Under Chapter I of the Convention, letters of request may be sent to the Office of International Cooperation of the French Ministry of Justice in order to allow foreign litigants to avail themselves of the enforcement powers of the French State to collect evidence. If such a letter is sent, it is executed as long as the evidence is valid and cannot be refused on grounds related to the jurisdiction of the courts. If a U.S. party complied with the Hague Convention, it would offer the French side more protection against potentially abusive “fishing expeditions” than if U.S. courts imposed their own evidence-gathering rules and issued an investigation order. Discovery in the UK is a legal process in which evidence is collected and presented as part of a legal dispute or investigation. In today`s modern business world, these documents have gone from filing cabinets to folders on desktops, mobile devices, and servers. The identification and production of all this electronically stored information (ESI) is now commonly referred to as eDiscovery. Although this is only a brief summary of a very large and complex subject, it can be concluded that the discovery in the United States is exhaustive, time-consuming and costly. This is an important phase of any U.S. civil litigation, most of which takes place with little or no legal involvement. What is revealed during the discovery process will inevitably determine how the case will unfold and may even lead to an early resolution before the process even begins.
The parties can force the other to disclose evidence in their possession, and testimony can play a key role. Like “privilege” in England and Wales, the work done by lawyers is not available by disclosure in most states and is protected from discovery, regardless of the subject. Work done in preparation for litigation is also immune if it is done by a lawyer; The work of non-lawyers, on the other hand, would generally be findable. Apart from this narrow exception, parties must disclose a variety of “documents, electronically stored information, and tangible things”[3]. Perhaps the most important difference in approach concerns the presentation of witness statements. While the investigative process in the United States allows lawyers to make radical sworn statements to investigate what a potentially cross-examined witness can say when asked to provide direct evidence (and investigate relevant documents that may exist), in England and Wales there is no trial of testimony and no way to hear a witness for their evidence, until he appears in court. The U.S. discovery is so broad in scope that even after the process is complete, it can impact or force non-U.S. parties to comply with U.S. discovery rules. Foreign parties who enter into contracts with U.S. companies must therefore be clear about the procedures they may need to follow and maintain a clear documentary trail to make an investigation process easier and shorter.

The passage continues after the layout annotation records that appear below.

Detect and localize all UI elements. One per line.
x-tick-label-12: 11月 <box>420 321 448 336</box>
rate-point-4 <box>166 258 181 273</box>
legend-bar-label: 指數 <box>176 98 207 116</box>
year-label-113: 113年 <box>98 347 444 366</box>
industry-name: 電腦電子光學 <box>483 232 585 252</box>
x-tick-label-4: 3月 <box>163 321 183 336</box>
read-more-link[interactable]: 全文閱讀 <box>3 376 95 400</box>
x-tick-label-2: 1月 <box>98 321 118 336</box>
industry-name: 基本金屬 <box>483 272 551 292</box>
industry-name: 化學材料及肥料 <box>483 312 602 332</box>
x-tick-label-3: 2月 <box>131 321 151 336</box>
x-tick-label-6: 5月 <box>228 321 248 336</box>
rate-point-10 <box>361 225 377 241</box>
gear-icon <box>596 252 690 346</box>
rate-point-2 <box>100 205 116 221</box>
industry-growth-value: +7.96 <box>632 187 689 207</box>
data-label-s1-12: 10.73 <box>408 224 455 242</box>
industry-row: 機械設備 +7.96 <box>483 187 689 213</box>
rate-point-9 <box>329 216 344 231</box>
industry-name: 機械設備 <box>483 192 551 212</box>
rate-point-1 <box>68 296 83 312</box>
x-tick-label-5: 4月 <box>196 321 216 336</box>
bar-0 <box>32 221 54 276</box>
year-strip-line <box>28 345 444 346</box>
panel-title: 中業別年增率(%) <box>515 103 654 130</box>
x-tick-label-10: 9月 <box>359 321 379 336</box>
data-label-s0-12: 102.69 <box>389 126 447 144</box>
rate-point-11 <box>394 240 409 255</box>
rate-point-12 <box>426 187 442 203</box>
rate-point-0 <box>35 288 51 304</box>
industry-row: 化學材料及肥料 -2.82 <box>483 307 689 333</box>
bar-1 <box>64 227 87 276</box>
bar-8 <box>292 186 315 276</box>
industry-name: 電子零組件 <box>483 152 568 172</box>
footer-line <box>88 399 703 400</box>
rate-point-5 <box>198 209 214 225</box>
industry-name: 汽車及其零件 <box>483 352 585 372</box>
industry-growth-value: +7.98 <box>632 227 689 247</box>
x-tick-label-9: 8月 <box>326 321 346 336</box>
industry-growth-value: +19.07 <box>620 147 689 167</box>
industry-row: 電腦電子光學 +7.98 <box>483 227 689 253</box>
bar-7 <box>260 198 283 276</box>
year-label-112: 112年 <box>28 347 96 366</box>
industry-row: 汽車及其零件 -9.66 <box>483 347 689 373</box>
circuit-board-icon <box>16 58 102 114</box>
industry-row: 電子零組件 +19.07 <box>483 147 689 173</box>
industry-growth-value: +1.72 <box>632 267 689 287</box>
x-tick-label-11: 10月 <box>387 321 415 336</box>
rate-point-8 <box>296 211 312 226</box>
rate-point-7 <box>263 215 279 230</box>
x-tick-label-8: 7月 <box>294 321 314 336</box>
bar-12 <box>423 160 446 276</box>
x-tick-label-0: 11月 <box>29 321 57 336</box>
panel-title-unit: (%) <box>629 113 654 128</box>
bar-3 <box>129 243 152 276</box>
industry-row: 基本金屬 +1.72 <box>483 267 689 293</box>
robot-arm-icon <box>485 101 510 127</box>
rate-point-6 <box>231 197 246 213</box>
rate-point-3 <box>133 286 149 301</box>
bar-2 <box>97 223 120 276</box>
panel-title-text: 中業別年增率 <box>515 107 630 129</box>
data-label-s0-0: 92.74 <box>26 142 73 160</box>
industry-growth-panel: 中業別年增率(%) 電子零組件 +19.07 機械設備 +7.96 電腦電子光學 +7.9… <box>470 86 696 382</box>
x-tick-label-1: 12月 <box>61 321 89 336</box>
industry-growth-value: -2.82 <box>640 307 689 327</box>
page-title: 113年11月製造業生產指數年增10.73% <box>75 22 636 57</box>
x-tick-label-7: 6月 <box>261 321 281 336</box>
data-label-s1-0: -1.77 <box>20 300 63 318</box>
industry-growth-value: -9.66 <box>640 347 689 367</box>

French parties working with U.S. companies should keep in mind the impact that compliance with a U.S. investigation order can have in the event of a conflict. It is important that legal advice is sought on a case-by-case basis to ensure that advance communication is handled with care and with the utmost care. The formal procedure for investigating prosecutions at the federal level is described in article 16 of the Federal Code of Criminal Procedure. [22] Electronic recognition, also known as electronic discovery, involves the recognition of electronic data and records. It is important that the data obtained by eDiscovery is reliable and therefore authorized. [13] The definition of “discovery” in the Act is the exchange of legal information and facts known to a case. Think of discovery as the obtaining and disclosure of each party`s evidence and position in a case so that all parties involved can decide what their best options are – going to trial or negotiating an early settlement. There are a number of tools in the arsenal of preliminary investigations to enable evidence gathering: Ediscovery technology helps to do more than collect, review and create documents for formal discovery requests. Companies in EMEA and APAC without formal eDiscovery rules use the technology in the run-up to litigation or regulatory action, or to redact sensitive information, conduct internal investigations and investigative audits, and manage company data.
French courts, in particular, have resisted the US investigative process, which, unsurprisingly, has seen it as abusive and an interference with the judicial sovereignty of their courts, which is the linchpin of the French legal system. In several countries, blocking laws have been introduced to “impose a sanction on a national for complying with a request for investigation by a foreign court”. [5] Such a law was introduced in France in 1980, prohibiting the collection in writing, orally or otherwise, of “economic information” for use in foreign judicial or administrative proceedings.